Tozzi's connection to his native land is deep. In Suna, he spent much of his childhood and adolescence, during which he received his first box of colors from Miss Prescott, a family friend, and learned to paint from the painter Alfonso Muzii. The surrounding landscape became an inexhaustible source of inspiration for his works. Between 1923 and 1924, he created eight roundels for the church of Santa Lucia, and in 1951 he designed a monument to the fallen of the two world wars, built on the lakeside in front of the church.
Returning to Rome in 1936, Mario Tozzi devoted himself to fresco painting, creating important works such as the one for the Palace of Justice in Milan in 1938. He also participated in several editions of the Venice Biennale. The forties and fifties represented a period of little work and serious health problems for him, which however did not prevent him from exhibiting periodically.
In 1958, Mario Tozzi exhibited again at the Galleria Annunciata di Milano and, in 1960, settled in the family home in Suna. Here he produced paintings characterized by "white backgrounds" and color lithographs depicting female heads.
Tozzi's works reflect a modern interpretation of classical subjects, using solid geometric forms such as the sphere, cylinder, and cone. His compositions show influences of Cubism, Metaphysics, and Abstractism. In his painting, he favors the use of chiaroscuro and a dense mixture of pigments and binder.
In 1971, he returned to France to be close to his daughter and grandchildren, and died there in 1979. After his death, Mario Tozzi's artistic legacy continued to be recognized and celebrated.
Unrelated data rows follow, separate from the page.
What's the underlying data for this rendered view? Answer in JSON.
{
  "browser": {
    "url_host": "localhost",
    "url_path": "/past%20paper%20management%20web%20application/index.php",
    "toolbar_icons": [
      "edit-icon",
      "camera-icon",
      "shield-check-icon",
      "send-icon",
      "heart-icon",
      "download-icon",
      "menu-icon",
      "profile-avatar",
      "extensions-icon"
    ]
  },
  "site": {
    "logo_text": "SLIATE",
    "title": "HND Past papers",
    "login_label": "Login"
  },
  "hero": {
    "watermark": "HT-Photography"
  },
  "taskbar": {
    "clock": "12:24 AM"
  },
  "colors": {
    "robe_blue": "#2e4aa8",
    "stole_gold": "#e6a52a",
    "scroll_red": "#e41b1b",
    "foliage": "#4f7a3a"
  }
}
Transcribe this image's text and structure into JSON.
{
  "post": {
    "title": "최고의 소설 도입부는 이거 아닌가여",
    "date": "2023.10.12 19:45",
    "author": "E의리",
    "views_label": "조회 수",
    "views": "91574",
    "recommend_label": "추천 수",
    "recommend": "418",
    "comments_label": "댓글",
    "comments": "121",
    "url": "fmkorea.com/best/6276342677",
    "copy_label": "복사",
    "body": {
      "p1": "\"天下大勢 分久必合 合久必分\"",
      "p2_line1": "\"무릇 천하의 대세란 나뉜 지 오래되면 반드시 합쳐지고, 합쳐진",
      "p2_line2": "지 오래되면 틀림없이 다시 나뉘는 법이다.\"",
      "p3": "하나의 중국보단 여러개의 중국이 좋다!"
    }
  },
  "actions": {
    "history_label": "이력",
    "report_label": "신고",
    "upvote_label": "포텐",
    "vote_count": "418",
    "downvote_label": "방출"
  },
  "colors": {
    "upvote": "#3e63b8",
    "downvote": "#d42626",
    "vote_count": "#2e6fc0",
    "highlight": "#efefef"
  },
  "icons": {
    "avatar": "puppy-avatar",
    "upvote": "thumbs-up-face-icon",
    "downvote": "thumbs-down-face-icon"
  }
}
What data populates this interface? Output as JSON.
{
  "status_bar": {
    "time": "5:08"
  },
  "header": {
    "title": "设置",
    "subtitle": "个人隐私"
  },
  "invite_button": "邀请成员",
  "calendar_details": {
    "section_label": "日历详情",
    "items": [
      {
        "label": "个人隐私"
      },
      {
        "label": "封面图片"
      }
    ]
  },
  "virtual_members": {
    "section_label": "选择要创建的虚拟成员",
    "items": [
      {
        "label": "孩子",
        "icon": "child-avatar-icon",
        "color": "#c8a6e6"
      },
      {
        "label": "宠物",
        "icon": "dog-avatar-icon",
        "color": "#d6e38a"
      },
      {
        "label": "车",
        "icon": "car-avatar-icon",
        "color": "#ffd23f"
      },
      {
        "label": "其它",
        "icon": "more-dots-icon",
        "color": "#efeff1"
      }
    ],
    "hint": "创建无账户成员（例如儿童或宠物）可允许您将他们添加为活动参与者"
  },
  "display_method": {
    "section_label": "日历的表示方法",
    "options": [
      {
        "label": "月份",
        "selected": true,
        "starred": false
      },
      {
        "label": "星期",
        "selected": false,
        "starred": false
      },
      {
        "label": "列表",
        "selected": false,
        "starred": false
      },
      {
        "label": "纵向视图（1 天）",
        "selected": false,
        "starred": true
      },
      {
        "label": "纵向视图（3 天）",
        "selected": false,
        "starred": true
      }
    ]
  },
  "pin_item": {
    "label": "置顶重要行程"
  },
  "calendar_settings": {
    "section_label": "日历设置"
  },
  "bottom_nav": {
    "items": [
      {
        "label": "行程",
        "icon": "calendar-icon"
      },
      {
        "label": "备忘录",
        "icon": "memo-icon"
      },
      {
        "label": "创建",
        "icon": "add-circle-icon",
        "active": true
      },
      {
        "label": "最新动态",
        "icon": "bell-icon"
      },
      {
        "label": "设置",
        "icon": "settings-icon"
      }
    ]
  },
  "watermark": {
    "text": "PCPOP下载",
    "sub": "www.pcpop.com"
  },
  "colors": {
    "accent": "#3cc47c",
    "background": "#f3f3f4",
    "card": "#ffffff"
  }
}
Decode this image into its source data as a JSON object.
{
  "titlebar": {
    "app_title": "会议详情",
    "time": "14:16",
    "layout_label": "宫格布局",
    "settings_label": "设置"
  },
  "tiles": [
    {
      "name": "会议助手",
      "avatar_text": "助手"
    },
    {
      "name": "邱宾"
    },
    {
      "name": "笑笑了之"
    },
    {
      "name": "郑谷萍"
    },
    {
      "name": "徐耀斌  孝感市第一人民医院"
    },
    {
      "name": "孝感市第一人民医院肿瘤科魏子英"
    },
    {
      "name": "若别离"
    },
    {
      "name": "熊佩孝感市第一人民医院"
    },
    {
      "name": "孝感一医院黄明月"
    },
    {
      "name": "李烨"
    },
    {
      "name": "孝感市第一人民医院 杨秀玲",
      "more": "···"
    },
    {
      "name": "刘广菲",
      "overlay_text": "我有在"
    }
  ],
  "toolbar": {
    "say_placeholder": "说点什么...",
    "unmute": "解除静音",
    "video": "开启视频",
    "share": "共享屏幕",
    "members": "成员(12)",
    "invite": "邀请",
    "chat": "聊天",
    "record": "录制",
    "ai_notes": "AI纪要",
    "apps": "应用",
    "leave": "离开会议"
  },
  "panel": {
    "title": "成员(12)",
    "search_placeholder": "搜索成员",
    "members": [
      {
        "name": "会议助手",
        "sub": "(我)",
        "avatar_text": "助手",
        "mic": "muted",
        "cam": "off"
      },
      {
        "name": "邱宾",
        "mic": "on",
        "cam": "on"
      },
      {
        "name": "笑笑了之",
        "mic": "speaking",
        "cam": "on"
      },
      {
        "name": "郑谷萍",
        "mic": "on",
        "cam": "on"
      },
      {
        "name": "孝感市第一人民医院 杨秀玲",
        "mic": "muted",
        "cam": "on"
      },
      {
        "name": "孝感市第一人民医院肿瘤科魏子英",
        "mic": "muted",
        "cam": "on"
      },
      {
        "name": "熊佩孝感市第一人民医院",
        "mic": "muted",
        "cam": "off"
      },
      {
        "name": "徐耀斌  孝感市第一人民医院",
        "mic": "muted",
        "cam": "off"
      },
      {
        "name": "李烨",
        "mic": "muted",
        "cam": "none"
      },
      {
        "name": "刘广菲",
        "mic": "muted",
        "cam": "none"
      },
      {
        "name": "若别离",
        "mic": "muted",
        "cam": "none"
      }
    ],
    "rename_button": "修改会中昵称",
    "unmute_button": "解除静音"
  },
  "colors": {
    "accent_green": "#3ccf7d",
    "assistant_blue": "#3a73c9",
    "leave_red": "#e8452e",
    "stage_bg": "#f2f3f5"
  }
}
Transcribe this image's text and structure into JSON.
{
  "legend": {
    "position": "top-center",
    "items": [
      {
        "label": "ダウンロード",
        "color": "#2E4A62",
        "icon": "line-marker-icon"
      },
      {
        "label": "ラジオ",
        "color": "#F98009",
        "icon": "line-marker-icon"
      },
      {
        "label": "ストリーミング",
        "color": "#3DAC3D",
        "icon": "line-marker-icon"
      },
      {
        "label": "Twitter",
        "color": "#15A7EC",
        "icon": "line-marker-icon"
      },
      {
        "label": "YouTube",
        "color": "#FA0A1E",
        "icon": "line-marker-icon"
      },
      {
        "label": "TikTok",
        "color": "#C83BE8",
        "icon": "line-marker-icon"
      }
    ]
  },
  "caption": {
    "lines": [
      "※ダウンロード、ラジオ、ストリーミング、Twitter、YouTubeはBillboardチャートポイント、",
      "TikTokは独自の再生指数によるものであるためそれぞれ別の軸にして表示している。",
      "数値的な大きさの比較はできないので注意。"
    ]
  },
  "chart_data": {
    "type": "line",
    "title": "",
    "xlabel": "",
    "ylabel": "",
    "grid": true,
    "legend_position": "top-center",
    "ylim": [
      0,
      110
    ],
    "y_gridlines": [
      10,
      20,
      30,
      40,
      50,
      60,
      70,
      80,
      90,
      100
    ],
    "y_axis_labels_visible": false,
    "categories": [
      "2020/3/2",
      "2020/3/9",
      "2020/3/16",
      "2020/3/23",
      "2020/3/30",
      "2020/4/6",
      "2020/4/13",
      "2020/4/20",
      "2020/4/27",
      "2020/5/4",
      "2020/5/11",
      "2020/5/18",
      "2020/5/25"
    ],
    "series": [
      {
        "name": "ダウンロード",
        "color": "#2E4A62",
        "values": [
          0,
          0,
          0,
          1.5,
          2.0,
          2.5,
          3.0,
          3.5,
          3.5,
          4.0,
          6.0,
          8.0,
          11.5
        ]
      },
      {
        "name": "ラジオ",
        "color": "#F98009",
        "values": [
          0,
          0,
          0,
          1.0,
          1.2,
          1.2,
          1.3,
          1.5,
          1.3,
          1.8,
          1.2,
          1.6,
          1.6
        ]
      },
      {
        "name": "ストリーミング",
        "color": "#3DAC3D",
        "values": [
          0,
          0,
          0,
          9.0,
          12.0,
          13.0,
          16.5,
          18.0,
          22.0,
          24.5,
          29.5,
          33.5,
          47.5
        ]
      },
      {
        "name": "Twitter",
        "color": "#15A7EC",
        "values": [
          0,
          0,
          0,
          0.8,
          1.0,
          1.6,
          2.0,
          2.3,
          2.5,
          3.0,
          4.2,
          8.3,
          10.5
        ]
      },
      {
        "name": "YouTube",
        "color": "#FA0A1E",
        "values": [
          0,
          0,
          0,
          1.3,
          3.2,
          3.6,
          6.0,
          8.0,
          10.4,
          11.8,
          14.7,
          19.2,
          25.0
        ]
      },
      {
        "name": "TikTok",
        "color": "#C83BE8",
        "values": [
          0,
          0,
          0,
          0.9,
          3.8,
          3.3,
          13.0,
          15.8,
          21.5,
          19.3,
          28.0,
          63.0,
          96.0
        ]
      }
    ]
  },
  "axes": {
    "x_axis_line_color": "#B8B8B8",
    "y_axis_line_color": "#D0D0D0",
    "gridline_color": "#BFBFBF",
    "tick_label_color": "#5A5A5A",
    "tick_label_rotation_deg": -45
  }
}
In 1988, Giorgio Mondadori Editore published the General Catalogue Raisonné of Mario Tozzi's paintings, curated by Marilena Pasquali in collaboration with his daughter Francesca Tozzi and the Tozzi Studio of Foiano della Chiana. In 2012, the Mario Tozzi Artistic Cultural Association was established, and in 2021, the Italian Ministry of Culture declared the Archive of Master Mario Tozzi to be of particularly important historical interest. Mario Tozzi leaves an indelible mark on the artistic landscape of the twentieth century, managing to blend tradition and innovation in a unique and distinctive balance.